1. Examples: In New York, we drank Coke or Pepsi; in New England, the drink of choice was a strange, malevolent herbal brew called Moxie. This was like a demon-inspired root beer, about which I immediately—and not very kindly, but then I was always a smart-mouthed kid—observed, “Goes down harsh, comes up bitter.” In New York, my mother’s sister was called my “ehnt”; in New England, she was my “ahnt.” In New York, you could root for the Yankees, the Dodgers, or the Giants—my move was that long ago—so it was a pretty open field; in New England, you were brain dead if you didn’t love the Red Sox. In New York, you ordered a “milkshake”; in New England, you ordered a “frappe”—but pronounced it “frap,” not the French way, “frappé.” In New York, something you liked was “good” or “great”; in New England, it was “wicked.” It was a strange and hostile land for an eight-year-old to enter unannounced.
2. The cultural dislocation from suburb to small town was not as great—not for a boy who had only been a trespasser in the Boston area to begin with—but the socioeconomic differences went much deeper. Life in the suburbs was uniformly middle class. Everyone’s family was structured the same: mother took care of the children while father went off to that strange place called “work.” Even though we kids might be ethnically Italian, Jewish, Russian, Polish, or whatever I was—some variation of WASP, I think—we all wore the same clothes, played the same games, and treated each other pretty much as equals. And we all were all conscious of the great city, Boston or before that New York, just over the horizon with its strange and accessible delights—Chinese and Italian food, world-famous department and specialty stores, first-run movies—that we could visit on a weekend trip.
But central Pennsylvania was deep in the woods. The middle-class kids who made up the college track in high school were a stratum among the farmers and mechanics who took classes like shop and home economics seriously, because that was their future. It was there I met my first classmates who actually owned guns and went out in the fall to shoot and butcher deer for food. And the ethnic divide was between the colony of Swedes in town and everyone else. The nearest big city was ninety miles away in either direction. Specialty cuisines like Chinese, Italian, or Mexican were unknown; hell, imported foods like artichokes and avocados were practically unknown. And there was one movie theater in town which got films a couple of weeks behind the rest of the world. But rural isolation also had its charms for a young person, because we missed out on big city attitudes and problems, such as the reputed mob hit that took place in my north-of-Boston neighborhood, and drug use was virtually unknown.

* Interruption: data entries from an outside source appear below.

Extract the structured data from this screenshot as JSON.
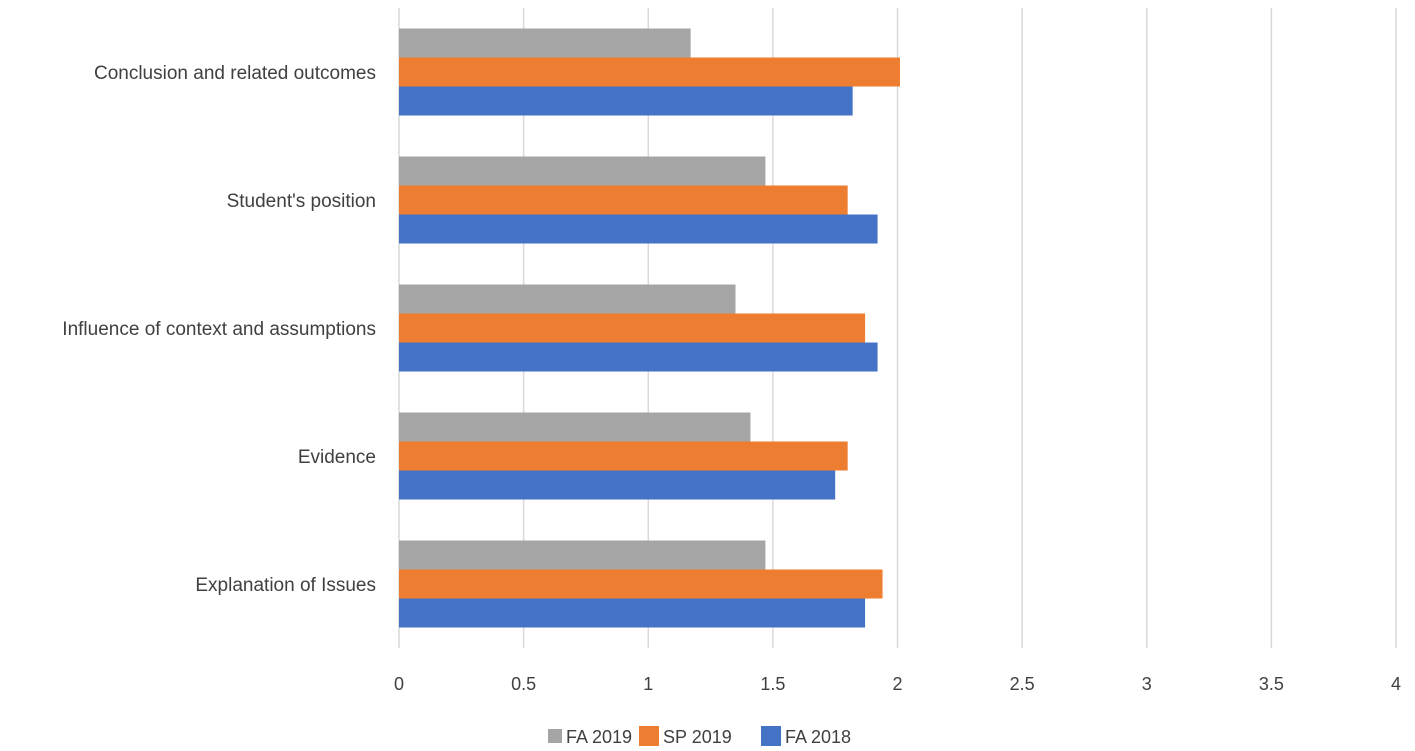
{
  "chart_data": {
    "type": "bar",
    "orientation": "horizontal",
    "title": "",
    "xlabel": "",
    "ylabel": "",
    "xlim": [
      0,
      4
    ],
    "x_ticks": [
      "0",
      "0.5",
      "1",
      "1.5",
      "2",
      "2.5",
      "3",
      "3.5",
      "4"
    ],
    "categories": [
      "Explanation of Issues",
      "Evidence",
      "Influence of context and assumptions",
      "Student's position",
      "Conclusion and related outcomes"
    ],
    "series": [
      {
        "name": "FA 2018",
        "color": "#4472c4",
        "values": [
          1.87,
          1.75,
          1.92,
          1.92,
          1.82
        ]
      },
      {
        "name": "SP 2019",
        "color": "#ed7d31",
        "values": [
          1.94,
          1.8,
          1.87,
          1.8,
          2.01
        ]
      },
      {
        "name": "FA 2019",
        "color": "#a5a5a5",
        "values": [
          1.47,
          1.41,
          1.35,
          1.47,
          1.17
        ]
      }
    ],
    "legend": {
      "position": "bottom",
      "order": [
        "FA 2019",
        "SP 2019",
        "FA 2018"
      ]
    },
    "grid": true
  }
}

3. People who are living totally on the outside of society—the enslaved, refugees, victims of fire, flood, or persecution—have their own set of stories. They also, generally, have a group they can identify with that is set against the greater society. My characters are usually individuals alienated from the society which, in normal circumstances, would lay claim to them, including their colleagues, friends, and family.
To tell the truth, I also have a conceptual problem with characters struggling on the lowest rungs of society. To the extent that they have skills and ambition and are ready to seize opportunity, they will have interesting stories to tell. But to the extent that they feel victimized and oppressed, they lose interest for me. I believe everyone has at least some skills, resources, and the means to succeed, however he or she might measure “success.” Even the poorest person can borrow books, learn through reading, and develop a rich inner life. But if the character believes all skills and options are missing from his or her life, then the result is indistinguishable from that character actually lacking them. I don’t know how to help such people with their stories.